President Barack Obama called for Americans to focus on the suffering Jesus Christ went through on the cross in his last Easter Prayer Breakfast speech, explaining that through Christ, people have been given the gift of salvation, and don't have to be afraid.
Obama also urged Americans to reject the attempts of terrorists to create fear and division among people.
"We drown out darkness with light, and we heal hatred with love, and we hold on to hope. And we think about all that Jesus suffered and sacrificed on our behalf — scorned, abandoned shunned, nail-scarred hands bearing the injustice of his death and carrying the sins of the world," the president said Wednesday.

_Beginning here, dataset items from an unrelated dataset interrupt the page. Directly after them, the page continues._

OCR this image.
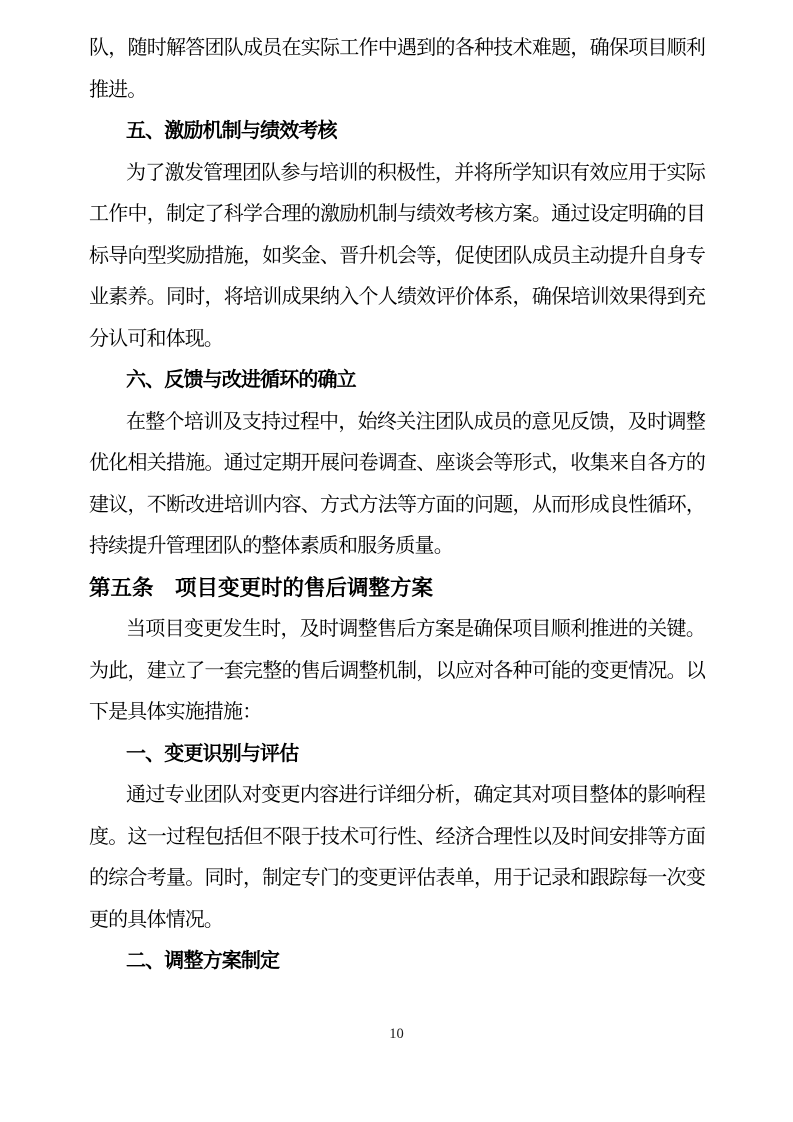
队，随时解答团队成员在实际工作中遇到的各种技术难题，确保项目顺利
推进。

五、激励机制与绩效考核

为了激发管理团队参与培训的积极性，并将所学知识有效应用于实际
工作中，制定了科学合理的激励机制与绩效考核方案。通过设定明确的目
标导向型奖励措施，如奖金、晋升机会等，促使团队成员主动提升自身专
业素养。同时，将培训成果纳入个人绩效评价体系，确保培训效果得到充
分认可和体现。

六、反馈与改进循环的确立

在整个培训及支持过程中，始终关注团队成员的意见反馈，及时调整
优化相关措施。通过定期开展问卷调查、座谈会等形式，收集来自各方的
建议，不断改进培训内容、方式方法等方面的问题，从而形成良性循环，
持续提升管理团队的整体素质和服务质量。

第五条　项目变更时的售后调整方案

当项目变更发生时，及时调整售后方案是确保项目顺利推进的关键。
为此，建立了一套完整的售后调整机制，以应对各种可能的变更情况。以
下是具体实施措施：

一、变更识别与评估

通过专业团队对变更内容进行详细分析，确定其对项目整体的影响程
度。这一过程包括但不限于技术可行性、经济合理性以及时间安排等方面
的综合考量。同时，制定专门的变更评估表单，用于记录和跟踪每一次变
更的具体情况。

二、调整方案制定
10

"And it's difficult to fathom the full meaning of that act. Scripture tells us, 'For God so loved the world that He gave His only Son, that whoever believes in Him should not perish but have eternal life.' Because of God's love, we can proclaim 'Christ is risen!' Because of God's love, we have been given this gift of salvation. Because of Him, our hope is not misplaced, and we don't have to be afraid," he added.
Obama reflected on the terror attacks across the world in the past few weeks, notably the blasts in Brussels and the Easter Sunday suicide attack in Lahore, where Christians were targeted and most of the 72 victims were women or children.
Much like Vice President Joe Biden said earlier, however, Obama insisted that such acts of terror should not make Americans turn away from those that need help.
"They can tempt us to cast out the stranger, strike out against those who don't look like us, or pray exactly as we do. And they can lead us to turn our backs on those who are most in need of help and refuge. That's the intent of the terrorists, is to weaken our faith, to weaken our best impulses, our better angels," he said.
The president, who in past Easter Prayer Breakfasts has also spoken out against what he called "less-than-loving expressions" by other Christians, noted that one image that struck him was the story of Pope Francis washing the feet of refugees on Holy Thursday last week — which included women, Muslims, and a Hindu.
"What a powerful reminder of our obligations if, in fact, we're not afraid, and if, in fact, we hope, and if, in fact, we believe. That is something that we have to give," Obama said.
"To do justice, to love kindness — that's what all of you collectively are involved in in your own ways each and every day. Feeding the hungry. Healing the sick. Teaching our children. Housing the homeless. Welcoming immigrants and refugees," he added.
"And in that way, you are teaching all of us what it means when it comes to true discipleship. It's not just words. It's not just getting dressed and looking good on Sunday. But it's service, particularly for the least of these."
Biden earlier also reflected on his religious upbringing, arguing that people "practice the same basic faith but different faiths."
"I happen to be a practicing Catholic, and I grew up learning from the nuns and the priests who taught me what we used to call Catholic social doctrine. But it's not fundamentally different than a doctrine of any of the great confessional faiths," he explained.
"It's what you do to the least among us that you do unto me. It's we have an obligation to one another. It's we cannot serve ourselves at the expense of others, and that we have a responsibility to future generations."
Russell Moore, president of the Southern Baptist Ethics & Religious Liberty Commission, was at the event. He tweeted: "President @BarackObama and I have had many disagreements, but he's always treated me with kindness and civility. Today no exception."